Endangered Florida Panther Marked for Death

Wildlife Officials Mark Rare Florida Panther for Death


ABC News- Walt Disney

Logan Dunn, Staff Writer

The U.S. Fish and Wildlife Service, the agency that was formed to protect wildlife, has taken an unprecedented step and marked the death of a rare Florida panther known as FP 260. FP 260 is still alive but has been targeted for capture and euthanasia, Craig Pittman reported to the Florida Phoenix. Since 1967, the Department of the Interior listed the Florida panther as an endangered subspecies. Since then, the U.S. Fish and Wildlife Service has worked closely with the state of Florida, as well as other federal agencies and private partners to make significant progress towards achieving recovery. The endangered panther has been in decline in the last half-century or so, from hunting before it was illegal.

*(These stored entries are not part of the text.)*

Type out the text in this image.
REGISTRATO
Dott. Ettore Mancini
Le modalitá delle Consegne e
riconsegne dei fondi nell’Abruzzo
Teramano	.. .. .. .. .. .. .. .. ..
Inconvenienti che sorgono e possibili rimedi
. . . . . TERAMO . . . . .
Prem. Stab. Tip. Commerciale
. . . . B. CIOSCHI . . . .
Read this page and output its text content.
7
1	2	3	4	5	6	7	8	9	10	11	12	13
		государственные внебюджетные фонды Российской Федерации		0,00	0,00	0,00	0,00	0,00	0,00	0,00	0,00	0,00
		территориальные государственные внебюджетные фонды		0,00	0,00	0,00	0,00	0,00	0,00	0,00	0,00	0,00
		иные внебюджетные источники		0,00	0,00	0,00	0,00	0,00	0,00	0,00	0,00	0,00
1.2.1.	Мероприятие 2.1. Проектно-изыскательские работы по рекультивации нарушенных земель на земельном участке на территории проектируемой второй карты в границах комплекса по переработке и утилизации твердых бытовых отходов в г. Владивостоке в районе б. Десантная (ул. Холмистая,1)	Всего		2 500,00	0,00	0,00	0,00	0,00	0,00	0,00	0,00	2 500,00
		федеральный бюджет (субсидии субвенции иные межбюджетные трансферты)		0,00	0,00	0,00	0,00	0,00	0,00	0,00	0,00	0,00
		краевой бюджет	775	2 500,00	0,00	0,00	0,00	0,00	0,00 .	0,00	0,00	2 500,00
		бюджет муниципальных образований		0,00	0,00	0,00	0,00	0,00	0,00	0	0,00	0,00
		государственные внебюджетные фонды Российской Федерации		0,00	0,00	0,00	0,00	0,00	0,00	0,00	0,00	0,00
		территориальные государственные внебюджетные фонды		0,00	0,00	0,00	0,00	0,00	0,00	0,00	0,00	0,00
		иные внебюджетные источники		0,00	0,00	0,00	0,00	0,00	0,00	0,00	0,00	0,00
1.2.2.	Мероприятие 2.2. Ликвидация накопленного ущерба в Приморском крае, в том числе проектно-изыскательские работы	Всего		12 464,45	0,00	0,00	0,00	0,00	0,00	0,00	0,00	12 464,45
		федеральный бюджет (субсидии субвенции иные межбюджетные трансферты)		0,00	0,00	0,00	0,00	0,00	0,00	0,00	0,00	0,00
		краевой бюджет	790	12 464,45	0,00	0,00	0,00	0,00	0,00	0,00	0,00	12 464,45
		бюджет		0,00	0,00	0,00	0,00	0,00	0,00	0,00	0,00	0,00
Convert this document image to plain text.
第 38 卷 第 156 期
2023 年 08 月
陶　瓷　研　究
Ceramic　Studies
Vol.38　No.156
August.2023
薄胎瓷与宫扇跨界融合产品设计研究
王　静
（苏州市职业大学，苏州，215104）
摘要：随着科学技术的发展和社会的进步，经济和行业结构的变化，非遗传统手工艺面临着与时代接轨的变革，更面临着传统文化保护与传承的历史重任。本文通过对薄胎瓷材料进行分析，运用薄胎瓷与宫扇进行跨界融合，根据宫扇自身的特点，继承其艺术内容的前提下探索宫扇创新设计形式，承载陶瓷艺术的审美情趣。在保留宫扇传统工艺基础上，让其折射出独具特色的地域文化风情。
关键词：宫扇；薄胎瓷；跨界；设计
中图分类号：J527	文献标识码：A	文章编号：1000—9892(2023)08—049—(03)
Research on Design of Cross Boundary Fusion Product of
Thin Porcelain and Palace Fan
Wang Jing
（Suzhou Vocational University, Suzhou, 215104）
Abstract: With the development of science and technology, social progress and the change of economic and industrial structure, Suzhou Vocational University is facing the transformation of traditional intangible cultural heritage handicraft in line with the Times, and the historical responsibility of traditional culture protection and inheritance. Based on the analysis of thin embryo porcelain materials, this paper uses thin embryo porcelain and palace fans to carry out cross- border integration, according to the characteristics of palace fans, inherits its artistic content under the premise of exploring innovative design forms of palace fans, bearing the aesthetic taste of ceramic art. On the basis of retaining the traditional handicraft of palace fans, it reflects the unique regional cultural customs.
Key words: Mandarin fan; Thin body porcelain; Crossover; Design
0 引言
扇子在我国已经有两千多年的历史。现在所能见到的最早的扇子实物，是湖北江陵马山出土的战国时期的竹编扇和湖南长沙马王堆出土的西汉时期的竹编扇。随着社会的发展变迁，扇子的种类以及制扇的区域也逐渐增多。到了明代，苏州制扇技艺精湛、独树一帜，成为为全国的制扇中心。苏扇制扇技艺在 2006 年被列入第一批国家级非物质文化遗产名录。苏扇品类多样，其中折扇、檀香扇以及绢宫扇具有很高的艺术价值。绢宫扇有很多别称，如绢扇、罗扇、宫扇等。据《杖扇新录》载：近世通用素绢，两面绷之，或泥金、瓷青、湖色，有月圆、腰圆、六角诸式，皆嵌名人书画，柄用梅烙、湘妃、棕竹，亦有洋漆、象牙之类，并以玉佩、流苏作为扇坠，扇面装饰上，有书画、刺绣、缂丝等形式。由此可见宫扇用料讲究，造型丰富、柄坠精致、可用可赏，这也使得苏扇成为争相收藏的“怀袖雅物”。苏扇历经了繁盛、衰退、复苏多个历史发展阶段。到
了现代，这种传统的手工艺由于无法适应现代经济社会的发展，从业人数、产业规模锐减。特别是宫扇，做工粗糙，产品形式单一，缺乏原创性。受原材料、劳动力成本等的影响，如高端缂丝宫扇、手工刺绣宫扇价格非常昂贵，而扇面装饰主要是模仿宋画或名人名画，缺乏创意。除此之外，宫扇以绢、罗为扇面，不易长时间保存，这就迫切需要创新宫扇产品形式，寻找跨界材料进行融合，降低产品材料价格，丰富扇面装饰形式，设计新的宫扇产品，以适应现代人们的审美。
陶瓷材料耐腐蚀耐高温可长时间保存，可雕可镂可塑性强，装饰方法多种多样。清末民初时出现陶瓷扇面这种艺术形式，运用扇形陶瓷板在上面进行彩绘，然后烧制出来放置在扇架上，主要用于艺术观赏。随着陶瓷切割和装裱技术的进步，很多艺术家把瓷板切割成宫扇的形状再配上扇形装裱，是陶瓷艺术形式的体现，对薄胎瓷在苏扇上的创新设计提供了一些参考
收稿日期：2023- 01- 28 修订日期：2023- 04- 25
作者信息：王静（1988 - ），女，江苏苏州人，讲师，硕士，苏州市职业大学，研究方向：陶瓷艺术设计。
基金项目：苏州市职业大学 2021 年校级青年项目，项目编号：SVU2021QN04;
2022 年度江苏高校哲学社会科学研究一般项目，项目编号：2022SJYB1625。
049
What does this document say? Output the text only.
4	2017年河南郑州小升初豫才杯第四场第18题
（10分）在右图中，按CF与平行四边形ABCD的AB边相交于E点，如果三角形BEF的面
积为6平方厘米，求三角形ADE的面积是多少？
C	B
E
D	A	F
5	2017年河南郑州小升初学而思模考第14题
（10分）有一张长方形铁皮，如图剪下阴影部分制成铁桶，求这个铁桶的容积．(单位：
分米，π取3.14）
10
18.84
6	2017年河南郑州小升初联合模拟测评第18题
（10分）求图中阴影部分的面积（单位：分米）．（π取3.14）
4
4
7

FP 260 first caught biologists’ attention after it was struck by a car in 2020 and crawled off the road and onto the Immokalee ranch of Liesa Priddy. FP 260 was treated by veterinarians, fitted with a tracking collar, then turned loose a few weeks later in the Florida Panther National Wildlife Refuge. Due to Immokalee rancher’s persistent complaints about FP 260 was killing her calves, the federal agency decided the endangered panther should die, despite protests from biologists. After attacking the rancher’s calves

In late December, federal panther coordinator David Shindle wrote that his agency had determined FP 260 should be “permanently” removed from the wild after Priddy said she feared the panther would attack a human. Shindle wrote that the law “provides for removing animals that constitute a demonstrable but non-immediate threat to human safety.” Calving season has ended at Priddy’s ranch and the panther has gone back to the wild. Since calving season is over the calves are no longer at risk so a USFWS spokesperson told Pittman they’re not actively looking for the panther. The panther is no longer a threat as of now to Pittman’s calves.